Lockangebote enden oft in der Sackgasse

Man muss beiden Klubs dankbar sein. Es gibt zu viele Beispiele, dass hoffnungsvolle Talente ihr behutsames Umfeld verließen und in die weite Welte hinauszogen - und dann scheiterten. Jann Fiete Arp erlebt den Karriereknick gerade. Er war als Riesentalent beim HSV gefeiert worden; jetzt darf er beim FC Bayern nicht mal auf der Ersatzbank sitzen.

Nicht einmal der Portugiese Renato Sanches, 2016 noch Europameister in Frankreich, schaffte den Durchbruch; er flüchtete jetzt nach Lille. Bayern München ist eine Lotterie: Man kann noch so viel Talent mitbringen - man braucht halt Glück. Serge Gnabry hat es wohl geschafft - Mario Götze von 2013 bis 2016 eher nicht.

Kai Havertz: Irgendwann soll er 100 Millionen bringen

Man darf Bayern München deshalb keinen Vorwurf machen.
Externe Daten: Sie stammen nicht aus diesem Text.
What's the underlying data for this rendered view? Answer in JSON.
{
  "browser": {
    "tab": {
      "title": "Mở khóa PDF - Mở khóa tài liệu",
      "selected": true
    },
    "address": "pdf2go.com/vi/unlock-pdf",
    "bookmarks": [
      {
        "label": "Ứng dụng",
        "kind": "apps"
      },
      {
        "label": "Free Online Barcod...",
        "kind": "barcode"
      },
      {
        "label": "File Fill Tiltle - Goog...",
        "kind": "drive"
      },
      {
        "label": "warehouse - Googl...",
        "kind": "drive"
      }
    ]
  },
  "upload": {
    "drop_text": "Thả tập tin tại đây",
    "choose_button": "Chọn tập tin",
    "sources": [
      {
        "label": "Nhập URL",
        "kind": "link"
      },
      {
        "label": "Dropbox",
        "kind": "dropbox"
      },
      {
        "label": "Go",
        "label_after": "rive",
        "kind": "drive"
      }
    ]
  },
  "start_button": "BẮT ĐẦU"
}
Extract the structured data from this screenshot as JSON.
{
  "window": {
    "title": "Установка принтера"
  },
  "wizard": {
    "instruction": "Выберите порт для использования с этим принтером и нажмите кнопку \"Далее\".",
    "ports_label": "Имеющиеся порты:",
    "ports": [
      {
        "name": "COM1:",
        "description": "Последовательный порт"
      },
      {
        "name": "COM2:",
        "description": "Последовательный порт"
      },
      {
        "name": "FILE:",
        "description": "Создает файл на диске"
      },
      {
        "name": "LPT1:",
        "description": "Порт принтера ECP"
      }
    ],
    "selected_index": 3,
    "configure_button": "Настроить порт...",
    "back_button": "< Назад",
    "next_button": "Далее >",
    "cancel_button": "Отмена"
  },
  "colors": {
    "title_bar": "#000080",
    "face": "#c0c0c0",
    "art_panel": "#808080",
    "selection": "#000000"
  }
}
Darwinismus gehört zur Klub-DNA, jeder weiß es, und hat den Verein zur Nummer 1 werden lassen. Nur ist ein Jungprofi klug beraten, nicht allein an den Kontostand zu denken, sondern vor allem an die eigene Entwicklung als Spielerpersönlichkeit. Das große Geld kommt schon früh genug.

Vereine wie Bayer Leverkusen, die zwar gut bezahlen, aber halt nicht wie Bayern München oder Borussia Dortmund, können darin ihre Chance sehen: Dass sie Spieler ein Zuhause bieten, wie man es einen Stock höher eher nicht findet. Auch hier folgt die Belohnung noch. Mindestens 100 Mio. Euro soll Kai Havertz irgendwann bringen. Dann lohnt es sich für alle.